Si bien defendió que el TMEC, firmado durante su primer mandato, mejoró el Nafta —al que volvió a calificar como «el peor acuerdo de la historia»—, sus propias reservas sobre la continuidad del pacto chocan con la función para la que fue diseñado el mecanismo de revisión: evaluar su desempeño y permitir ajustes consensuados entre las partes. El propio Trump recordó además que la arquitectura del tratado también incluye procedimientos que podrían conducir a su expiración si no se alcanza un acuerdo para prorrogarlo.

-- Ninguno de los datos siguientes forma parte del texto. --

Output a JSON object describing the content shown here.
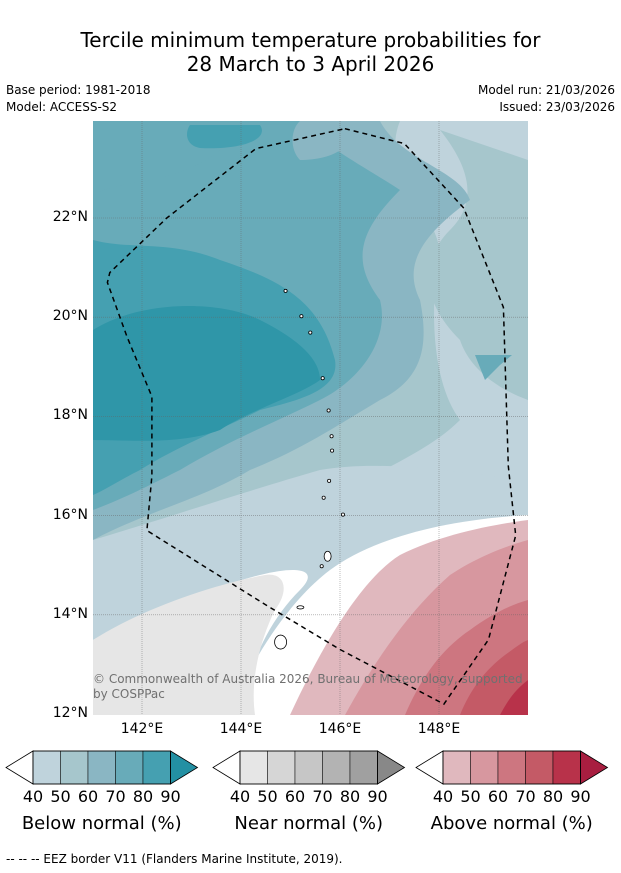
{
  "title_line1": "Tercile minimum temperature probabilities for",
  "title_line2": "28 March to 3 April 2026",
  "base_period": "Base period: 1981-2018",
  "model": "Model: ACCESS-S2",
  "model_run": "Model run: 21/03/2026",
  "issued": "Issued: 23/03/2026",
  "copyright": "© Commonwealth of Australia 2026, Bureau of Meteorology, supported by COSPPac",
  "footer": "--  --  -- EEZ border V11 (Flanders Marine Institute, 2019).",
  "map": {
    "lat_range": [
      12,
      24
    ],
    "lon_range": [
      141,
      149.8
    ],
    "lat_labels": [
      "22°N",
      "20°N",
      "18°N",
      "16°N",
      "14°N",
      "12°N"
    ],
    "lon_labels": [
      "142°E",
      "144°E",
      "146°E",
      "148°E"
    ],
    "eez_border": [
      [
        146.1,
        23.8
      ],
      [
        147.3,
        23.5
      ],
      [
        148.5,
        22.2
      ],
      [
        149.3,
        20.2
      ],
      [
        149.4,
        17.0
      ],
      [
        149.55,
        15.6
      ],
      [
        149.0,
        13.5
      ],
      [
        148.1,
        12.2
      ],
      [
        146.0,
        13.3
      ],
      [
        144.5,
        14.2
      ],
      [
        142.1,
        15.7
      ],
      [
        142.2,
        16.8
      ],
      [
        142.2,
        18.4
      ],
      [
        141.7,
        19.6
      ],
      [
        141.3,
        20.7
      ],
      [
        141.35,
        20.9
      ],
      [
        142.5,
        22.0
      ],
      [
        144.3,
        23.4
      ],
      [
        146.1,
        23.8
      ]
    ],
    "islands": [
      {
        "name": "Farallon de Pajaros",
        "lon": 144.9,
        "lat": 20.53
      },
      {
        "name": "Maug",
        "lon": 145.22,
        "lat": 20.02
      },
      {
        "name": "Asuncion",
        "lon": 145.4,
        "lat": 19.69
      },
      {
        "name": "Agrihan",
        "lon": 145.65,
        "lat": 18.77
      },
      {
        "name": "Pagan",
        "lon": 145.77,
        "lat": 18.12
      },
      {
        "name": "Alamagan",
        "lon": 145.83,
        "lat": 17.6
      },
      {
        "name": "Guguan",
        "lon": 145.84,
        "lat": 17.31
      },
      {
        "name": "Sarigan",
        "lon": 145.78,
        "lat": 16.7
      },
      {
        "name": "Anatahan",
        "lon": 145.67,
        "lat": 16.36
      },
      {
        "name": "Farallon de Medinilla",
        "lon": 146.06,
        "lat": 16.02
      },
      {
        "name": "Saipan",
        "lon": 145.75,
        "lat": 15.18
      },
      {
        "name": "Tinian",
        "lon": 145.63,
        "lat": 14.98
      },
      {
        "name": "Rota",
        "lon": 145.2,
        "lat": 14.15
      },
      {
        "name": "Guam",
        "lon": 144.8,
        "lat": 13.45
      }
    ]
  },
  "colorbars": [
    {
      "title": "Below normal (%)",
      "ticks": [
        "40",
        "50",
        "60",
        "70",
        "80",
        "90"
      ],
      "colors": [
        "#ffffff",
        "#bfd3dc",
        "#a6c6cc",
        "#8ab6c3",
        "#68abb9",
        "#45a0b1",
        "#2390a3"
      ]
    },
    {
      "title": "Near normal (%)",
      "ticks": [
        "40",
        "50",
        "60",
        "70",
        "80",
        "90"
      ],
      "colors": [
        "#ffffff",
        "#e6e6e6",
        "#d6d6d6",
        "#c6c6c6",
        "#b3b3b3",
        "#a0a0a0",
        "#888888"
      ]
    },
    {
      "title": "Above normal (%)",
      "ticks": [
        "40",
        "50",
        "60",
        "70",
        "80",
        "90"
      ],
      "colors": [
        "#ffffff",
        "#e0b8be",
        "#d7979f",
        "#cd7680",
        "#c45a66",
        "#b8324a",
        "#a81e40"
      ]
    }
  ]
}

La revisión comienza el 1 de julio. En caso de que los tres países alcancen un consenso, la vigencia del acuerdo podría extenderse por otros 16 años; de lo contrario, se abriría una fase de revisiones anuales durante una década. Ese escenario, según el marco del propio tratado, aumentaría la incertidumbre para las cadenas de suministro y las inversiones vinculadas al comercio regional en un acuerdo que regula un intercambio superior a un billón de dólares anuales.